As Mill put matters in 1848 (Principles of Political Economy, Book V, ch. II §5), rent-yielding properties enabled their holders to demand payment from society “without any exertion or sacrifice on the part of the owners . . . [Landlords] grow richer, as it were in their sleep, without working, risking, or economizing. What claim have they, on the general principle of social justice, to this accession of riches? In what would they have been wronged if society had, from the beginning, reserved the right of taxing the spontaneous increase of rent, to the highest amount required by financial exigencies?”

[2]

Patten (1908b, in 1924: 254) elaborated: “At present there are four classes of property that gain a relatively large share of the benefits of improvements and whose values and costs are most frequently watered. These are the railroads, protected industries, western farms and city lands.
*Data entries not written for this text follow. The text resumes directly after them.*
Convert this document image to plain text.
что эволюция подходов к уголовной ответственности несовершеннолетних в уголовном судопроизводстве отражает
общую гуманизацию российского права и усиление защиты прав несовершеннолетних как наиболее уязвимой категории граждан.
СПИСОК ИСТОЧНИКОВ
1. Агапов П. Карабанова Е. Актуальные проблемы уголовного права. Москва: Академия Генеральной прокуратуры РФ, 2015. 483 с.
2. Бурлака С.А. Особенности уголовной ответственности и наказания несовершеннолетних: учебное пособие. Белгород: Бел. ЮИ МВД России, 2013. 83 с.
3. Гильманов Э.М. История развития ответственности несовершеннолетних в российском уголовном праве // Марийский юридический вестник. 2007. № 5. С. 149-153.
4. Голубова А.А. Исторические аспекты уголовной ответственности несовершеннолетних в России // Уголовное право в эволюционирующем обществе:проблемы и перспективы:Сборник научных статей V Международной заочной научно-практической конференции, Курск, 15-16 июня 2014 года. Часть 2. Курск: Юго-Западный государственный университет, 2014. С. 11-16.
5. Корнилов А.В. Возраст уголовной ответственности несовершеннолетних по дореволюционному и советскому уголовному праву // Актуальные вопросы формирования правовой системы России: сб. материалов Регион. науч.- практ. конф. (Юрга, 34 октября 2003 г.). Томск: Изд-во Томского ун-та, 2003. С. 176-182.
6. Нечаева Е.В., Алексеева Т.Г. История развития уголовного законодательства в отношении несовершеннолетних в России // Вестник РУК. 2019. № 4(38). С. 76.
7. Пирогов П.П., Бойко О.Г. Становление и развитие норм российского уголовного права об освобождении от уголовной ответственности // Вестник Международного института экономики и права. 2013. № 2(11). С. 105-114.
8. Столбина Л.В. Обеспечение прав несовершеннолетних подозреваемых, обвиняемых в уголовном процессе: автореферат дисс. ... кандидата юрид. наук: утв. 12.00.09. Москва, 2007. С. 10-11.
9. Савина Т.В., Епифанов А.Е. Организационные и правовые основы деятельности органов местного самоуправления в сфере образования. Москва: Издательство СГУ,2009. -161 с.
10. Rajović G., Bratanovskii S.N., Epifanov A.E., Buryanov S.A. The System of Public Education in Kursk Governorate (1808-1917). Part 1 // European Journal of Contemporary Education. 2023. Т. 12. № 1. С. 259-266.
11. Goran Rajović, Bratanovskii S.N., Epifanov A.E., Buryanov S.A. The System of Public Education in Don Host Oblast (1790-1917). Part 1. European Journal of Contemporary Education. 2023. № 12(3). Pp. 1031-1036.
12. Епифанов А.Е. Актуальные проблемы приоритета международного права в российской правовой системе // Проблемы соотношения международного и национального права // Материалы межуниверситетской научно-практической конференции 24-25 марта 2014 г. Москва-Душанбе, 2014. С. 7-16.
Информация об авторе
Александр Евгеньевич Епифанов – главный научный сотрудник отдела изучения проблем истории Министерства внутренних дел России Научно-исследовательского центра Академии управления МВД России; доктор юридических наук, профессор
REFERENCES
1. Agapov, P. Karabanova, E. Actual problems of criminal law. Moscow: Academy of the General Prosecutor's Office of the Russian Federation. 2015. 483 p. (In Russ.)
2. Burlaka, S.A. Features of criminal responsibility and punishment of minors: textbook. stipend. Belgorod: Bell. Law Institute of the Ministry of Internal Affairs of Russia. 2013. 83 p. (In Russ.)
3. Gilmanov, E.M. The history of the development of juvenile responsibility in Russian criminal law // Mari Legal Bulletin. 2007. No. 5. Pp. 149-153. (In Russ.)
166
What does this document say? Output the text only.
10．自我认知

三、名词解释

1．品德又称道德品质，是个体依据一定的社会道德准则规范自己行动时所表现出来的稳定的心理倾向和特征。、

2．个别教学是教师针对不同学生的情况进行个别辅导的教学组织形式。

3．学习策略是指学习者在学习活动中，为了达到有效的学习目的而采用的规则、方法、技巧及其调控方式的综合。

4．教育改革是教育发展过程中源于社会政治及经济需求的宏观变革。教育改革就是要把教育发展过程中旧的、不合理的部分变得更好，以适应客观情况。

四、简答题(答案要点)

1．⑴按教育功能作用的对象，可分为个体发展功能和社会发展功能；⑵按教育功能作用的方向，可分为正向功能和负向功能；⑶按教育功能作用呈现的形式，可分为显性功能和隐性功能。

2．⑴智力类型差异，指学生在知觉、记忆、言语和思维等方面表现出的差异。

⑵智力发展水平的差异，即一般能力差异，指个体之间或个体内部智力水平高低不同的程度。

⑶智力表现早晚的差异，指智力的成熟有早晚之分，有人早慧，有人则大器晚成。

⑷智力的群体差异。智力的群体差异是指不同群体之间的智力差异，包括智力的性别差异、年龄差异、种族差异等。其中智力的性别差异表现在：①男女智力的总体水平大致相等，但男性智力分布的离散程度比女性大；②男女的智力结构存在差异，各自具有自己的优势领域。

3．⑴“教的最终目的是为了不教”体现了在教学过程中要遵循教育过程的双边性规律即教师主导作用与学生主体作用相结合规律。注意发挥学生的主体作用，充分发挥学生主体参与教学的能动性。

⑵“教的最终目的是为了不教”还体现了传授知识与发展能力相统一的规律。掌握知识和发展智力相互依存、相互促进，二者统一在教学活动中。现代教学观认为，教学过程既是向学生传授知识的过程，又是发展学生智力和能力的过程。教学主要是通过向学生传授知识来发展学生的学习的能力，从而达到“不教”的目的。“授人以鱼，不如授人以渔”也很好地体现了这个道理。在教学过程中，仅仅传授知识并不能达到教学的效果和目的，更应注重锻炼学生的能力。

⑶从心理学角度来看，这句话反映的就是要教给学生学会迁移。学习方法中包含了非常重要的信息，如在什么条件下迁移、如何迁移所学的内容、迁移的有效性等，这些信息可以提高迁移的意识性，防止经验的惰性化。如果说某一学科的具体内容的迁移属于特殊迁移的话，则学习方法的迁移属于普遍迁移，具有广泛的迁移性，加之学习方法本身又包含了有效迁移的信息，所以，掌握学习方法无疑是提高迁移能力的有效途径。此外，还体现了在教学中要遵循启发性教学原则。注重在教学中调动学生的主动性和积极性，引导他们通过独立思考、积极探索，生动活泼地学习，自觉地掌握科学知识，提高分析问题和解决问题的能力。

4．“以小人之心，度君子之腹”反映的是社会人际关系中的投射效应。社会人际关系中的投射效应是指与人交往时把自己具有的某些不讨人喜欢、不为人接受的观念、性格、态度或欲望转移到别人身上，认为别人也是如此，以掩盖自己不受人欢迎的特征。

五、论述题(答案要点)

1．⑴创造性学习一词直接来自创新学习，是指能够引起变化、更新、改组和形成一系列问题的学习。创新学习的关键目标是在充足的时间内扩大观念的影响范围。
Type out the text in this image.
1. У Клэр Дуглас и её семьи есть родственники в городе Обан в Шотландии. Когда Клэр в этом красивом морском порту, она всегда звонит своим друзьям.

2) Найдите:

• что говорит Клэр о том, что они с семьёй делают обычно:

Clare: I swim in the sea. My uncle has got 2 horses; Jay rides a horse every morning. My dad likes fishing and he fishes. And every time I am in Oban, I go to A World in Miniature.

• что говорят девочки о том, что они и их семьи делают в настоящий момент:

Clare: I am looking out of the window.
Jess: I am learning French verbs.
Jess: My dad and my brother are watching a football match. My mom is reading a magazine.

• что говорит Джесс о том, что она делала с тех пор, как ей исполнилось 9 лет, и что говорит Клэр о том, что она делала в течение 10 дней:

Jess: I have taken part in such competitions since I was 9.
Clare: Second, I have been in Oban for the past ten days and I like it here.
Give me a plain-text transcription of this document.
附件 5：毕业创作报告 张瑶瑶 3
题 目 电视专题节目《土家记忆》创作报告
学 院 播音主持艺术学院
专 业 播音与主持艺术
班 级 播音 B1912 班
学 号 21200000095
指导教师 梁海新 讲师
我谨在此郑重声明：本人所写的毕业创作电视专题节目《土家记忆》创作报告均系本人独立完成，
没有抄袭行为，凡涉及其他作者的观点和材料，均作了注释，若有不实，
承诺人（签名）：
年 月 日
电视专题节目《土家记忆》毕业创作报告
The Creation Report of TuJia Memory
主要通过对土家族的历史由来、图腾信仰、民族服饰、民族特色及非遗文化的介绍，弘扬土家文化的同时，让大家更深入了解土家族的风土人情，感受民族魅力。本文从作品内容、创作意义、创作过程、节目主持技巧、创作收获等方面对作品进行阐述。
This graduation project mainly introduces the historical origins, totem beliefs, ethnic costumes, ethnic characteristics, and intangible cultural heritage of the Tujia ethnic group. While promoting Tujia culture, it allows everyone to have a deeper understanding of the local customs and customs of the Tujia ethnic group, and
A city lot valued at $100,000 or a western farm that sells at $100 an acre represents a higher proportion of watered values than do railroad stocks or the protected trusts.” A large proportion of the price of rural and urban real estate consists of the mortgages attached to it, absorbing its rental income in the form of interest charges.

[3]

See Henry (1983: 382): “The year 1890 provides the watershed in the development of Clark’s orthodoxy,” developing the theory of distribution that became the essence of his 1899 Distribution of Wealth. By contrast, Mason Gaffney (1995) attributes Clark’s views and indeed neoclassical economics as a whole to opposition to Henry George’s Single Tax program, not to Marx and other socialists. This seems to overlook Clark’s writings opposing socialism from 1877 through 1889.

In fact, Gaffney’s argument closely follows Patten’s 1890 article in the Journal of Ethics, yet makes no reference to its precedence by over a century to the effect that marginal productivity theory treats economic rent as being as fairly earned as all other income—as if rent and interest were payments for landlords, bankers, and financial operators creating a marginal product. More egregiously, Gaffney misses entirely George’s failure to apply a rigorous theory of economic rent to non-land rent extraction in the way that Patten did in what best may be characterized as the reformist wing of American industrial capitalism. This neglect does not seem to be innocent. For example, the article by Charles F. Collier (2003) presents a travesty of Patten’s thought—censoring his criticism of George and utterly misrepresenting his view—without citing the discussion of George at all!

[4]

Clark argued along similar lines in his articles on “The Ethics of Land Tenure” (1890a), “The Moral Basis of Property in Land” (1890b), and “Distribution as Determined by a Law of Rent” (1891). Henry (1995) provides a bibliography and analysis of Clark’s development of marginal productivity theory.

[5]

Europe’s aristocratic governments developed their tax policy “at a time when the state was a mere military organization for the defense of society from foreign foes, or to gratify national feelings by aggressive wars.” Such states had a “passive” economic development policy, and their tax philosophy was “based upon moral or political ideals,” not economic efficiency.

[6]

Stated the other way around, transportation facilities would increase outlying land prices along the routes. London’s recent Tube extension along the Jubilee Line, for example, inspired a discussion about whether underground and bus transport can be financed publicly by taxing the higher rental value created for sites along such routes. Paying for capital investment out of such tax levies could provide transportation at subsidized prices, minimizing a major element of the economy’s cost structure.